According to Mr Smith, he was surprised at how Kweku Baako was seen on the tarmac the Accra International Airport last Saturday, in the company of a national security operative as part of an advance welcoming party of the deputy Chairman of the erstwhile Armed Forces Revolutionary Council (AFRC) regime, Major (rtd) Kojo Boakye Djan.
Mr Smith said he was at the Airport to receive former President Rawlings who was arriving on a British Airways flight. “Whilst waiting to receive the former President, a Toyota Land Cruiser came to the gangway and out came Kweku Baako and what looked like a national security operative,” Mr Smith said.
In an interview with the Independent newspaper, Mr Smith noted that the former President passed Kweku Baako before realizing who he was and asked why Kweku Baako was at the Airport gangway.
Continuing, Mr Smith said he then left for the VIP area of the Airport with the former President and whilst there, “the Land Cruiser that picked Boakye Djan passed with Kweku Baako.
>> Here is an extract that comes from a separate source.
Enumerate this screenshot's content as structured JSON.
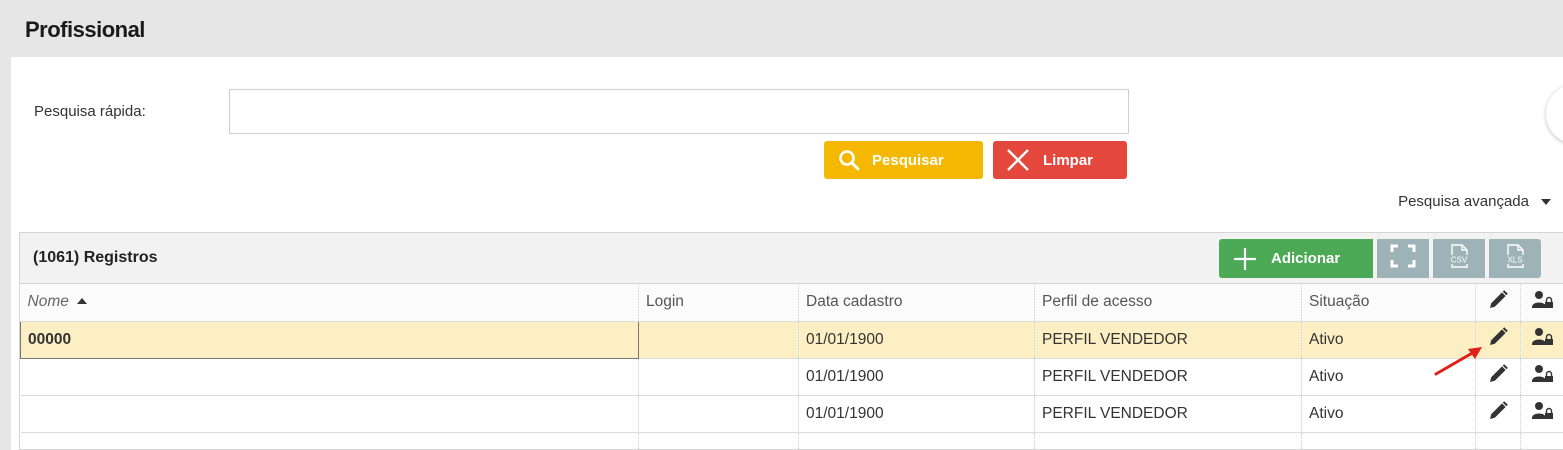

Is it everybody who is allowed to go on the tarmac and as far as the gangway to receive people?”
Mr Smith said the occurrence on Saturday has exposed the collaboration between the national security apparatus and Kweku Baako, an avowed Rawlings critic.
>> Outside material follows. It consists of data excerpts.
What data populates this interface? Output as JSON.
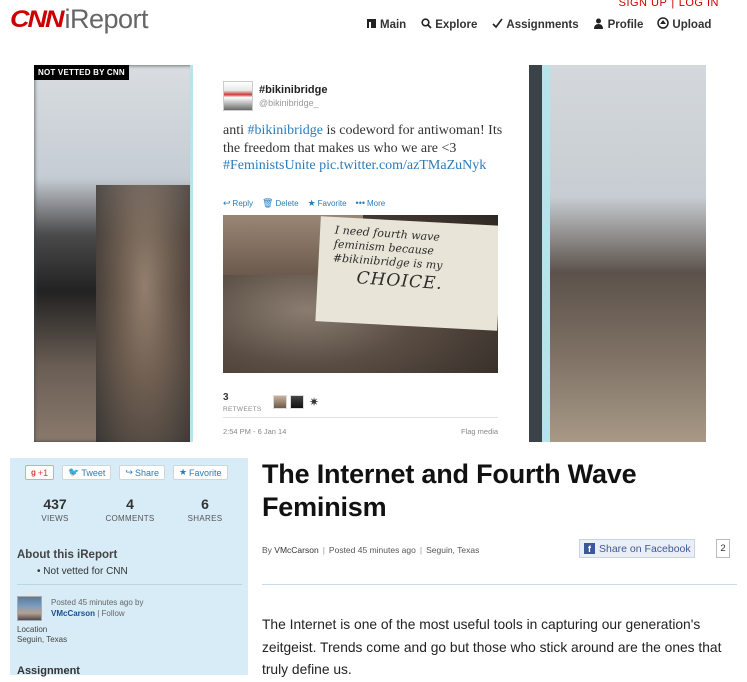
{
  "header": {
    "logo_cnn": "CNN",
    "logo_ireport": "iReport",
    "sign_up": "SIGN UP",
    "log_in": "LOG IN",
    "nav": [
      {
        "label": "Main",
        "icon": "home-icon"
      },
      {
        "label": "Explore",
        "icon": "search-icon"
      },
      {
        "label": "Assignments",
        "icon": "check-icon"
      },
      {
        "label": "Profile",
        "icon": "person-icon"
      },
      {
        "label": "Upload",
        "icon": "upload-icon"
      }
    ]
  },
  "hero": {
    "badge": "NOT VETTED BY CNN",
    "tweet": {
      "name": "#bikinibridge",
      "handle": "@bikinibridge_",
      "text_parts": [
        "anti ",
        "#bikinibridge",
        " is codeword for antiwoman! Its the freedom that makes us who we are <3 ",
        "#FeministsUnite",
        " ",
        "pic.twitter.com/azTMaZuNyk"
      ],
      "actions": [
        "Reply",
        "Delete",
        "Favorite",
        "More"
      ],
      "photo_text": [
        "I need fourth wave",
        "feminism because",
        "#bikinibridge is my",
        "CHOICE."
      ],
      "retweets_count": "3",
      "retweets_label": "RETWEETS",
      "time": "2:54 PM - 6 Jan 14",
      "flag": "Flag media"
    }
  },
  "sidebar": {
    "share_buttons": [
      "+1",
      "Tweet",
      "Share",
      "Favorite"
    ],
    "stats": [
      {
        "value": "437",
        "label": "VIEWS"
      },
      {
        "value": "4",
        "label": "COMMENTS"
      },
      {
        "value": "6",
        "label": "SHARES"
      }
    ],
    "about_heading": "About this iReport",
    "about_item": "Not vetted for CNN",
    "posted_prefix": "Posted 45 minutes ago by",
    "posted_user": "VMcCarson",
    "follow": "Follow",
    "location_label": "Location",
    "location_value": "Seguin, Texas",
    "assignment_heading": "Assignment"
  },
  "article": {
    "title": "The Internet and Fourth Wave Feminism",
    "by": "By",
    "author": "VMcCarson",
    "posted": "Posted 45 minutes ago",
    "location": "Seguin, Texas",
    "fb_share": "Share on Facebook",
    "fb_count": "2",
    "body": "The Internet is one of the most useful tools in capturing our generation's zeitgeist. Trends come and go but those who stick around are the ones that truly define us."
  }
}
Baako said, “Victor Smith was at the Airport to welcome the former President, to whom the state is obliged to offer protocol and I perfectly understand why he had every right or reason to be where I saw him”.
“Within this content, I thought that, he, with a little bit of circumspection and charity, if indeed Boakye Djan was on that flight, would have realized that Boakye-Djan was Deputy Head of State and significantly at one stage Acting Head of State of Ghana when Rawlings traveled to Cuba during the AFRC days”, Baako noted.
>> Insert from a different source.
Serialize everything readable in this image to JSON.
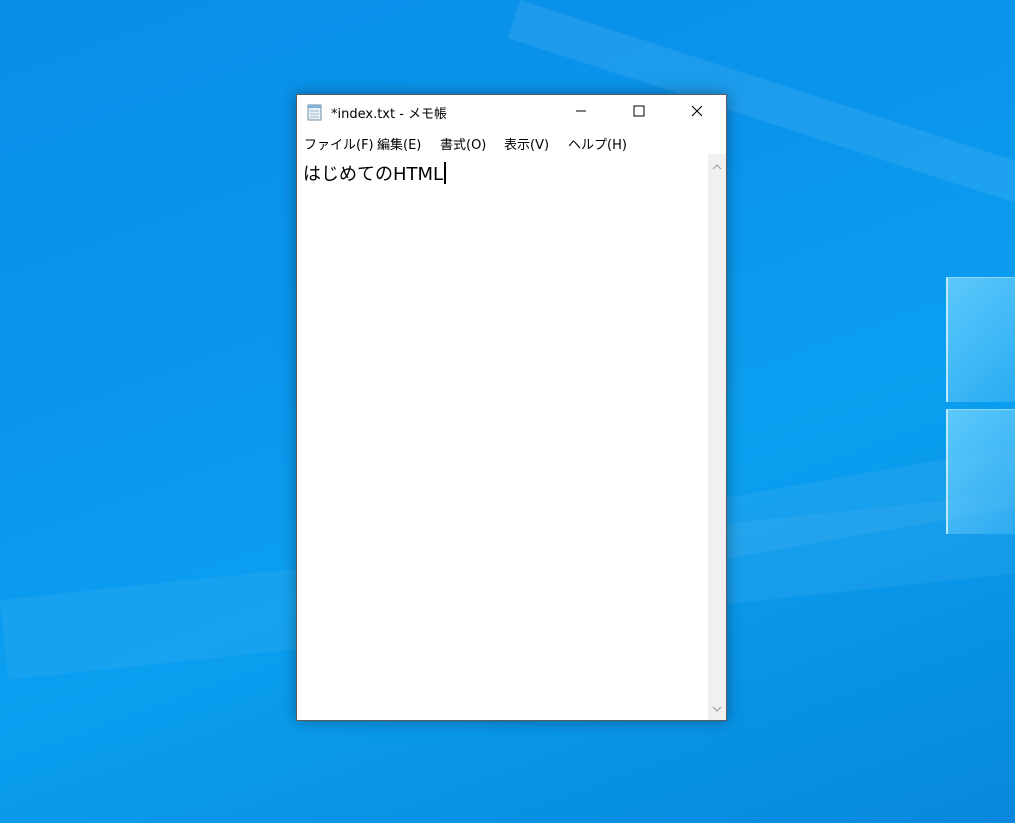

Baako said he, being the local representative of Major Boakye Djan sought clearance to be on the tarmac and thankfully, his request was granted. “There are non-Ghanaians citizens or expatriates working for even non-Ghanaian organisations whose local representatives have been given clearance at one time or the other to pick people from the tarmac, so why should Victor Smith make such a claim when the former President’s former Deputy is accorded this privilege once in 22 years”.